When the “Democracy” movements in Africa began to gain momentum in the early 1990s, the emergence of these popular pro-democracy movements did give rise initially, to optimistic scholarly assessments about the prospects for a democratic future in Africa. The late “Africanist/Gambianist” scholar, Dr John Wiseman, who had a huge impact on this early democratization literature, did clearly belong to the “demo-optimist” school of thought. Using a very minimalist notion of democracy at the time, John had argued that there was a case for cautious optimism in Africa. On the other hand, you also had the “demo-pessimist” school of thought.
The end of the Cold War (1985 – 1991) brought about a huge paradigm shift, with a very strong move, at the time, towards democratic forms of government in African states, as we saw several mass pro-democracy movements across the Continent. As a result, a very rich and voluminous literature was developed. The democratization literature was awash with analyses of how, for example, the end of the Cold War was a crucial factor in leading to political change in Africa, along with changes in the Aid policies of the World Bank and other Western donor countries.
Paradoxically, whilst many of these sub-Saharan states were moving steadily towards democracy in the first half of the 1990s, The Gambia moved in the opposite direction and towards military dictatorship. As such, the Gambia provided an interesting case to study because at the time of the 1994 coup, the country was only one of four existing “functioning democracies” (Senegal, Botswana and Mauritius) during Africa’s ‘third wave’ of democratization which began in 1989 after the collapse of the Soviet Union.

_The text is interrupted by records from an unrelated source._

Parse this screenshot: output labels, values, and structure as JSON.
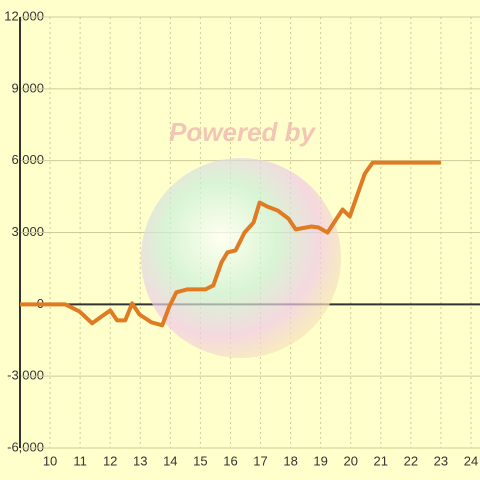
{
  "chart_data": {
    "type": "line",
    "watermark": "Powered by",
    "x": [
      9,
      10.5,
      10.97,
      11.4,
      12,
      12.23,
      12.5,
      12.73,
      12.97,
      13.37,
      13.73,
      13.97,
      14.2,
      14.57,
      15.17,
      15.43,
      15.7,
      15.9,
      16.17,
      16.47,
      16.77,
      16.97,
      17.23,
      17.57,
      17.93,
      18.17,
      18.7,
      18.93,
      19.23,
      19.73,
      19.97,
      20.2,
      20.47,
      20.73,
      23
    ],
    "values": [
      0,
      0,
      -290,
      -790,
      -250,
      -670,
      -670,
      40,
      -420,
      -750,
      -875,
      -80,
      500,
      625,
      625,
      790,
      1750,
      2170,
      2250,
      3000,
      3420,
      4250,
      4080,
      3920,
      3580,
      3130,
      3250,
      3210,
      3000,
      3960,
      3670,
      4500,
      5460,
      5920,
      5920
    ],
    "color": "#e07b24",
    "xlim": [
      9,
      24.3
    ],
    "xticks": [
      10,
      11,
      12,
      13,
      14,
      15,
      16,
      17,
      18,
      19,
      20,
      21,
      22,
      23,
      24
    ],
    "ylim": [
      -6000,
      12000
    ],
    "yticks": [
      {
        "value": -6000,
        "label": "-6,000"
      },
      {
        "value": -3000,
        "label": "-3,000"
      },
      0,
      {
        "value": 3000,
        "label": "3,000"
      },
      {
        "value": 6000,
        "label": "6,000"
      },
      {
        "value": 9000,
        "label": "9,000"
      },
      {
        "value": 12000,
        "label": "12,000"
      }
    ],
    "grid": true
  }
}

Yet, in the wake of the 1994 coup in the Gambia, there was a dearth of research in the existing democratization literature through which one can locate and analyze this Gambian “exceptionalism” and “re-democratization” in the country. This was due to the fact that the Gambian case was unique, in that our country was not merely democratizing, but re-democratizing under a quasi-military regime, following the 1996 Presidential Election which Jammeh “won”.
The term, “re-democratization”, by the way, was used by Saine and myself in our respective scholarly works to denote both concept and process that involved the re-introduction and re-institutionalization of the rule of law lost suddenly through a coup d’état or other forms of internal political strife. In sum, the academic literature on democratization in Africa did not, at the time of the 1994 coup in the Gambia, adequately address directly the issues of “re-democratization” for countries such as the Gambia – which were moving into military dictatorship at the time of this “third wave of democratization”.
Consequently, assessing “re-democratization” in the context of the Gambia, first under a military (1994 -1996) and later, under a quasi-military regime (1996 -2016) could potentially, add to the richness of the literature on democratization in Africa. The Gambia’s ‘exceptionalism’ in regional, continental and global political development needed to be explained and analyzed. And scholars such as Saine and myself wanted to re-conceptualize the (theoretical) debate on Africa’s democratization processes and prospects – rather than just re-state or reaffirm the existing literature (on the democracy discourse in Africa).
These questions, among others, were posed: what implications and lessons would the Gambian case offer or have for the literature on democracy and democratization in Africa? How are we to make sense of “re-democratization” in The Gambia and situate it within the larger literature on democratization in Africa? What potential lessons would the Gambian case hold to both strengthen and possibly modify some widely-held conclusions about democratization in Africa?
It was against this background that a cadre of scholars mainly Abdoulaye Saine, Ebrima Ceesay, Ebrima Sall, late John Wiseman, David Perfect and Jimmy Knadeh began to use The Gambia as a case study, in order to examine the process of re-democratization that was occurring in The Gambia at the time. Some of us felt the need to revisit the theoretical discussion of the relevant literature, in order to come up with something afresh that would re-conceptualize rather than regurgitate the prevailing literature.
The paradox being that at the time of this burgeoning democratic transition in sub-Saharan Africa in the early 1990s, The Gambia went against the trend, and succumbed to a military coup d’état in 1994. Therefore, this Gambia’s “exceptionalism” at a time when both internal and external calls for democratization in Africa were increasing in strength, did present scholars such as myself, Abdoulaye Saine and Ebrima Sall with a conundrum.
How and why would the Gambia, an apparent stronghold of multi-party democracy, suddenly lurch into military dictatorship, when so many of its neighbors were espousing democracy? The task was to explain and analyze the conditions which pre-disposed our tiny country to a military coup d’état, at a time when much of Africa was “democratizing”. Some of us wanted to explore the Gambian case, as it imposed an important distinction that other democratizing states in Africa did not, necessarily, share. And Professor Saine’s work(s) on Post-1994 Gambia did make a seminal contribution to these debates of democratization and reform in Africa.